Sharma advocates for a balanced investment strategy within the IT sector, spanning both large-cap and select small-cap stocks. Among large-cap options, Infosys emerges as a preferred pick, currently trading at levels where its dividend yield exceeds 2.20%, providing downside protection. The company's robust cash position offers flexibility for acquisitions and investments as it adapts to artificial intelligence-driven changes in technology spending.

According to Sharma's analysis, even a partial re-rating to historical multiples could generate approximately 20.00% upside from current levels. This potential return, combined with the defensive dividend yield, creates an attractive risk-reward proposition.

Midcap Opportunities in Next-Generation Solutions

Beyond established players, Sharma focuses on midcap IT companies developing next-generation products. Intellect Design Arena stands out for its efforts to redefine core banking technology ecosystems.

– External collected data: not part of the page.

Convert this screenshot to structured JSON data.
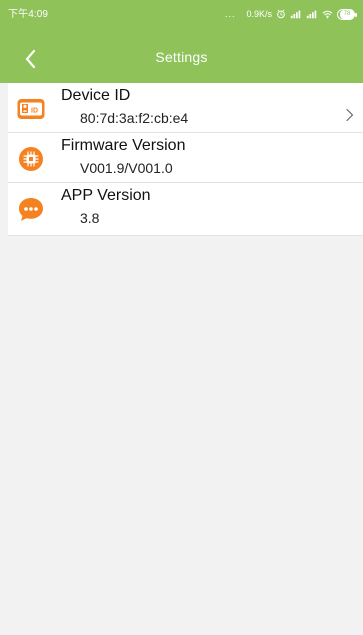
{
  "status_bar": {
    "time": "下午4:09",
    "dots": "...",
    "network_speed": "0.9K/s",
    "battery_level": "78",
    "alarm_icon": "alarm-icon",
    "signal_icon": "cellular-signal-icon",
    "wifi_icon": "wifi-icon",
    "battery_icon": "battery-icon"
  },
  "app_bar": {
    "title": "Settings",
    "back_icon": "chevron-left-icon"
  },
  "settings": {
    "items": [
      {
        "title": "Device ID",
        "value": "80:7d:3a:f2:cb:e4",
        "icon": "id-card-icon",
        "has_chevron": true
      },
      {
        "title": "Firmware Version",
        "value": "V001.9/V001.0",
        "icon": "chip-icon",
        "has_chevron": false
      },
      {
        "title": "APP Version",
        "value": "3.8",
        "icon": "chat-bubble-icon",
        "has_chevron": false
      }
    ]
  },
  "colors": {
    "header_green": "#8fc35a",
    "accent_orange": "#f58220",
    "page_background": "#f2f2f2",
    "divider": "#e2e2e2"
  }
}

Traditional platforms like Finacle operate on older architectures that complicate integration with modern artificial intelligence tools.

Intellect's eMACH product aims to create a modern, AI-ready core banking system capable of:

  • Capturing customer data more efficiently
  • Enabling deeper analytical insights for banks
  • Supporting seamless AI tool integration

Despite trading at multiples of 45-50, Sharma considers these valuations reasonable for a technology company with strong growth potential, particularly given recent global order wins including deals with overseas banks.

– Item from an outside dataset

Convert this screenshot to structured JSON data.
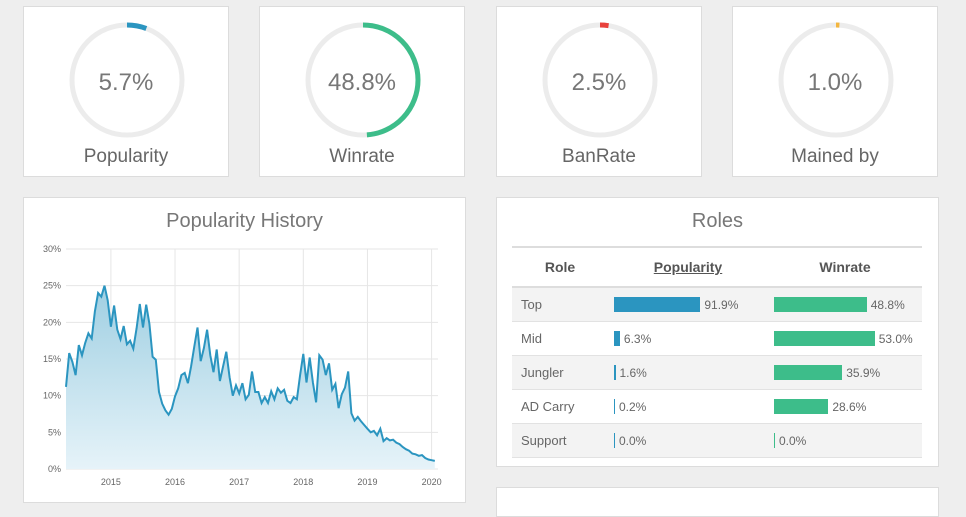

Fintech Platform Evolution and Distribution Strength

Sharma maintains optimism about select fintech and platform companies, especially those with strong distribution networks. Paytm exemplifies this evolution, having re-integrated its payments ecosystem through multiple banking APIs. The company's revenue profile has shifted significantly, with growing contributions from third-party product sales, including credit cards and loan disbursements.

Business Transformation Aspect Current Status
Payment Integration Multiple banking APIs
Revenue Diversification Growing third-party product sales
Distribution Network Expanding scale
Sequential Revenue Growth Expected continuation

Sharma believes future financial services leadership will belong to players with extensive distribution networks, regardless of their classification as banks, NBFCs, or fintechs. This perspective supports his positive outlook on Paytm's prospects, particularly for investors with higher risk tolerance.

Market Leadership Expansion Outlook

The broader market context suggests conditions are aligning for sectoral rotation. With IT stocks trading at subdued multiples, artificial intelligence driving new investment cycles, and fintech platforms gaining operational traction, previously lagging sectors may regain favor as 2026 approaches. Sharma expects market leadership to broaden as valuations stabilize and earnings visibility improves, creating opportunities across technology and platform-driven businesses that have underperformed in recent periods.